People this past year went to the NBA—not as a player, but as management. They went to the Peace Corps, the Council of Economic Advisers. So it's pretty broad in terms of what they're interested in.
We do have an interesting program junior year. This year, we expect about half of our juniors to go overseas for their internships in the spring semester. And most of them take place in London or France or Germany, some in Asia. The students go to school but then, after they go to school, they intern in a number of the companies that I just mentioned. Then they come back in the summer and they do an internship. They're very market-savvy.
How does the foreign experience give undergrads an edge and help them understand the global market (see BusinessWeek.com, 8/24/06, "Global Fever")?
I think there's a noticeable change in maturity. We go over and visit them in London and they're up at 6:30, 7 in the morning dressed up in a suit, they get on the tube, they go to work, they come home in the evening. That's not the time that juniors on campus get up and get dressed in suits. And it's like, 'Wow, who are these people?' By the time they come back as seniors, they're changed people.
Does the career center help students find their internships abroad?

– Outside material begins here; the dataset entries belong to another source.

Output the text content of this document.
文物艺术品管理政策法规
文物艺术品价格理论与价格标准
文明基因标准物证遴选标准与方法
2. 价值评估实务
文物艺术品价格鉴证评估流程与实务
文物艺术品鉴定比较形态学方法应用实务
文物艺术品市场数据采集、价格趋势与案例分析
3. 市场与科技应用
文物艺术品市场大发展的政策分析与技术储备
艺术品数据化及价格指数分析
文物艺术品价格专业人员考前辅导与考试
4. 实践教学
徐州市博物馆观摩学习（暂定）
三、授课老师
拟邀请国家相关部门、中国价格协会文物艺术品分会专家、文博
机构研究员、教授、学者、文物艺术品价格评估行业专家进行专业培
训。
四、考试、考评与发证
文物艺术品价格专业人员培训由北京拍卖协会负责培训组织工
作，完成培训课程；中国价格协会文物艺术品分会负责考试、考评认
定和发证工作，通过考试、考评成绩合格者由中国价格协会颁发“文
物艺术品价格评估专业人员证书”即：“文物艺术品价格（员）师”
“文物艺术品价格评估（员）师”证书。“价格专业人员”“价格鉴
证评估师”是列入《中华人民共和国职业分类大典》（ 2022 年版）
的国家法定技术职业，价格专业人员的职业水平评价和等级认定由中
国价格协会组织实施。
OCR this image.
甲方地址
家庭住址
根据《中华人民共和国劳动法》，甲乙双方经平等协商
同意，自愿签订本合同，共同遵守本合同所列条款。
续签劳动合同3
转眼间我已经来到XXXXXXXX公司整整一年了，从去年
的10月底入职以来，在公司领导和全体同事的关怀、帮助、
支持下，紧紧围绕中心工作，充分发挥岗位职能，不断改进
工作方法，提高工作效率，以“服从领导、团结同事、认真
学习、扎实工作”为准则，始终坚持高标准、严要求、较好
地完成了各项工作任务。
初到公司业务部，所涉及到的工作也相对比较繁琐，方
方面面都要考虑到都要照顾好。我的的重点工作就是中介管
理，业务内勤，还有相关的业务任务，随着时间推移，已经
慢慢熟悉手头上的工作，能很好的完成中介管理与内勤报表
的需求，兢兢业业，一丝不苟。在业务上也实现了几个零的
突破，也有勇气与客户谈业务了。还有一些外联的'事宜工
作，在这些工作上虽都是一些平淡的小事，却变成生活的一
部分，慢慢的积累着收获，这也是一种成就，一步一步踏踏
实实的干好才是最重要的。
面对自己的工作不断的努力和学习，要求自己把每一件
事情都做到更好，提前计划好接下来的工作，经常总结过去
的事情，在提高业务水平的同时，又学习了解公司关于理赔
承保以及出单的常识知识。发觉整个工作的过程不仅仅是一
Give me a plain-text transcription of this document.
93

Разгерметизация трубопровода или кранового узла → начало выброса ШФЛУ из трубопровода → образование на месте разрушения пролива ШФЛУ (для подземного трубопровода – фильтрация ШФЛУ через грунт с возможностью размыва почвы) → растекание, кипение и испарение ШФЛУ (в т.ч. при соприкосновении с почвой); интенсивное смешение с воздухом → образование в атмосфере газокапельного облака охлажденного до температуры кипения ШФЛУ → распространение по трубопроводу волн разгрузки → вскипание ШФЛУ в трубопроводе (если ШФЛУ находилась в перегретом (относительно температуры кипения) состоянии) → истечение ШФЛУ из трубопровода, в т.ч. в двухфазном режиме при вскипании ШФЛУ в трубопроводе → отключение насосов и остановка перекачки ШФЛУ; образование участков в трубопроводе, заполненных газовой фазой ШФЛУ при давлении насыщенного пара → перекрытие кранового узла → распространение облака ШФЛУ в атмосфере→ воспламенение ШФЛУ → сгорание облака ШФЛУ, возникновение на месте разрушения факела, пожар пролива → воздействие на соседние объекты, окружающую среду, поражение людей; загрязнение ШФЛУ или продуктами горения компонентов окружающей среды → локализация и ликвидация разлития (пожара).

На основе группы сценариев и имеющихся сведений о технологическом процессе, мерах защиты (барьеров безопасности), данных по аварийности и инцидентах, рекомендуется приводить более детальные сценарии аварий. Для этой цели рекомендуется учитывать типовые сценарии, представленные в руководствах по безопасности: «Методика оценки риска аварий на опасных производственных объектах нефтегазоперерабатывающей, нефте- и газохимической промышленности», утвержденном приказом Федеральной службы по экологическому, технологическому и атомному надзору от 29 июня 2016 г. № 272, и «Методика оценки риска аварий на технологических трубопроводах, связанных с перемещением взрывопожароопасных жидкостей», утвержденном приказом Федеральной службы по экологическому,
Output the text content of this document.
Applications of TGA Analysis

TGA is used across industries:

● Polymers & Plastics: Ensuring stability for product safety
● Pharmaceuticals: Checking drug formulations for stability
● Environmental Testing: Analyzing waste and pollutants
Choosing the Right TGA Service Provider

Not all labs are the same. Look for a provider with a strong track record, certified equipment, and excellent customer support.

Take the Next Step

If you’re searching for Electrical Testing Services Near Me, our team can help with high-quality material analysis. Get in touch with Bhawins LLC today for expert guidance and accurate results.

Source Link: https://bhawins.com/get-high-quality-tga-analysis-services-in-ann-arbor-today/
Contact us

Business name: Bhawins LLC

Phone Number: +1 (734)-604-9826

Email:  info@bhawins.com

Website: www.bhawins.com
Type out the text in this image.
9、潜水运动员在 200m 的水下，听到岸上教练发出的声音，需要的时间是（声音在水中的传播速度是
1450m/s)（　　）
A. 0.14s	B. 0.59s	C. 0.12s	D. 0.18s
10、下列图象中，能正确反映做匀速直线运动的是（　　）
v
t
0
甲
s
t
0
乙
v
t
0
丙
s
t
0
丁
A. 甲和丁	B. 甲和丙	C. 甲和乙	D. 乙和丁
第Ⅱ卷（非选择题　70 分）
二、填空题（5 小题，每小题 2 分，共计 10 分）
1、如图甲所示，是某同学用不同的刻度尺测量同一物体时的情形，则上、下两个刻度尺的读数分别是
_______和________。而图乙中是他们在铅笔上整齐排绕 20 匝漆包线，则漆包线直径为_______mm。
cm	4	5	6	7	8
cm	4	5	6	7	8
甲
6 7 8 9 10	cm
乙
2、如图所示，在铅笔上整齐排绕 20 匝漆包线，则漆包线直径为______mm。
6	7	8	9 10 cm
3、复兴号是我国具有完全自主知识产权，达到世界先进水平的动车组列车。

The school helps them find the internships. We get them ready and train them for their interviews to get those positions and work with the folks that help get them placed.
Do many schools do this type of internship-based travel and study abroad experience together?
No. Usually, junior year is—if you do go abroad, which is a fabulous experience—it's not a real-world work experience. It's…let me try out another language, culture, food, and understand how to be bicultural, bilingual.
But this is a combination. They go to school and then school ends and then they start working for 12 weeks or something like that.
Do you have any career advice for students who know they want to pursue an MBA in the near future?
Having been in this business for 20 years, as I look back and ask people 5 and 10 years later what was the most important thing about what you learned after you got out of undergrad, it's not that marquee name of the company, it's not the title, it's certainly not the compensation. It's, did you have good mentors, good supervisors?
Were you challenged? Were you stretched? Did you get put in situations where you might fail and grow in that? And if they have—and you can find those situations in great companies that we all know and in no-name companies—but if they've got that experience, it really shows in their applications to business schools.
Say you do work for a startup or small company that most employers have not heard of and you apply for your second job. How can you make your résumé get noticed when the big name isn't on there?
That's a part of what we teach in the class. It's know yourself, know what the company is looking for. What you have is a professional approach that demonstrates the research you've done, your enthusiasm, and how motivated you are to work for that organization. It's been proven that if you are well-matched with your interests and values and what motivates you in a job, you will succeed.
Sometimes it's hard for students to match their interests to a specific career goal. Any advice?
That's why, in establishing careers and managing them, sometimes it's a two-step process. You know, people want to get into investment banking. It's very hard to get into investment banking at the MBA level unless you've had some kind of exposure to Wall Street or some financial analysis. If you've never done it before, the banks today just aren't interested.
But sometimes it's a two-step process where the first step is to get some experience in financial analysis in your internship so that you are valued. And sometimes it takes a couple of years before you demonstrate how good you are in something, because somebody gives a chance and you get to be well known and then you can move more toward what you really want to do.